A modern rite of passage is any transition that reshapes identity, whether society

formally acknowledges it or not. They ask us to pause, witness ourselves, and choose

how we understand our place in the world. They invite us to step out of the ordinary and

into the extraordinary.


The First Threshold in a Rite of Passage

From the moment a child arrives, life is already full of initiations:

·         The first breath

·         A person becoming a parent

·         A family forming or shifting shape

·         A name spoken aloud for the first time

In modern life, these beginnings might be marked with baby blessings, naming

ceremonies, adoption celebrations, or quiet rituals at home. They remind us that every

new life—and every new role—deserves to be recognized, welcomed, and held as

sacred.

 

A Crossing Blessing

May your next threshold meet you kindly.

May it open like a small light in the palm of your hand,

steady enough to guide you,

soft enough not to startle what is still tender within you.

 

May you feel the ground beneath your feet—

the old stories loosening,

 

the new ones humming just beyond your knowing.

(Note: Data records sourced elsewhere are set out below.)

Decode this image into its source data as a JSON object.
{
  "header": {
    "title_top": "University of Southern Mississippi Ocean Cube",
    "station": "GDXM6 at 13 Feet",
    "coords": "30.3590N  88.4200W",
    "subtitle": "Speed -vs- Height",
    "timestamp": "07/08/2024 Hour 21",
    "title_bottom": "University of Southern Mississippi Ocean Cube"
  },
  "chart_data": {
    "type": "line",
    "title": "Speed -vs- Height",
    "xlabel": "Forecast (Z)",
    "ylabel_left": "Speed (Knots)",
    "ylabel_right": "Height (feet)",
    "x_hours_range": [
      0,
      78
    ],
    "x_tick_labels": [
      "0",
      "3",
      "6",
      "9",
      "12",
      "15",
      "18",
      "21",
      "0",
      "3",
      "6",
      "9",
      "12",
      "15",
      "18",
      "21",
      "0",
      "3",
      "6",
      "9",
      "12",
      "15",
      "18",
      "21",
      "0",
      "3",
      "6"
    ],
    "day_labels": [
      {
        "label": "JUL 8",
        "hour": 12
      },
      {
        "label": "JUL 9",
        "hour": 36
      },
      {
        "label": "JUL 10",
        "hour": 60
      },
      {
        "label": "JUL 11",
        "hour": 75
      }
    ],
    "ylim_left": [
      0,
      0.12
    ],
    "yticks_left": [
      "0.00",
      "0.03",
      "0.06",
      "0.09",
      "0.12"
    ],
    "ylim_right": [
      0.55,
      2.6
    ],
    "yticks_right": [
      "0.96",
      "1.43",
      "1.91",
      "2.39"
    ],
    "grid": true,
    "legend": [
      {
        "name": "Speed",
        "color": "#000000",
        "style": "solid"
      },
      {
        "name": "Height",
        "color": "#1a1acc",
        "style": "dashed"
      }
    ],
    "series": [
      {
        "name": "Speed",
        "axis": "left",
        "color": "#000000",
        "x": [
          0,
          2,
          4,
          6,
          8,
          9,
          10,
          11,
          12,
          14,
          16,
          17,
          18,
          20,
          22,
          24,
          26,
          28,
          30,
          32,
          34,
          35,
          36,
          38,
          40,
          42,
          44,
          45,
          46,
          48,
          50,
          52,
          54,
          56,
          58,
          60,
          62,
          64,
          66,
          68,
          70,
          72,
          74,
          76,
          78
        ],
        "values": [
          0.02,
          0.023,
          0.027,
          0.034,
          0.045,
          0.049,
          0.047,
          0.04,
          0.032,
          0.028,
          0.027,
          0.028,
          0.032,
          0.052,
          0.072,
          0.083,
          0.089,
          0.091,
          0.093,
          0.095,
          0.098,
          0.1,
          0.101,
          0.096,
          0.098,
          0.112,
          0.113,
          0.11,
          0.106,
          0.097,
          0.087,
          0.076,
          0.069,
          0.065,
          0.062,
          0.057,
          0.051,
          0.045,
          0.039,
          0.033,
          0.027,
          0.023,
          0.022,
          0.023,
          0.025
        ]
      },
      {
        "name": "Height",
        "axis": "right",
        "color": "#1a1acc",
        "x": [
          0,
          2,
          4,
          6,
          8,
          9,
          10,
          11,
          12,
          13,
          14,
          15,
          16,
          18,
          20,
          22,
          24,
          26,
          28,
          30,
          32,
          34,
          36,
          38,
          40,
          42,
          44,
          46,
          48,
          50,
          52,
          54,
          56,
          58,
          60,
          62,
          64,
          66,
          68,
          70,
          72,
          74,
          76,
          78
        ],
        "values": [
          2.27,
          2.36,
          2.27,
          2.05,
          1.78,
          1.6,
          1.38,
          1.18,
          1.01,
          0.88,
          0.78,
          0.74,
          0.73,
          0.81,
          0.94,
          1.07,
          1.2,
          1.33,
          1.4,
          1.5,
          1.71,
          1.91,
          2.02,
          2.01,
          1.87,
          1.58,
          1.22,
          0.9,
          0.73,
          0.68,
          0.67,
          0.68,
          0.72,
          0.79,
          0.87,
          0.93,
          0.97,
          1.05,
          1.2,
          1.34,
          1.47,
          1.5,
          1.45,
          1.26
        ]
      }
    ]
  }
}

May you trust the moment when breath becomes intention,

and intention becomes the first step forward.

 

May the unseen companions of your life—

memory, intuition, ancestors, the more‑than‑human world—

walk with you as you cross into the twinkle of the new.

May they remind you that you do not travel alone,

even when the path feels quiet.

 

May you enter this new chapter with presence,

with the courage to release what no longer fits,

and the grace to welcome what is arriving.

And may this crossing, however small or extraordinary,

be a blessing that carries you

toward the life that is calling your name.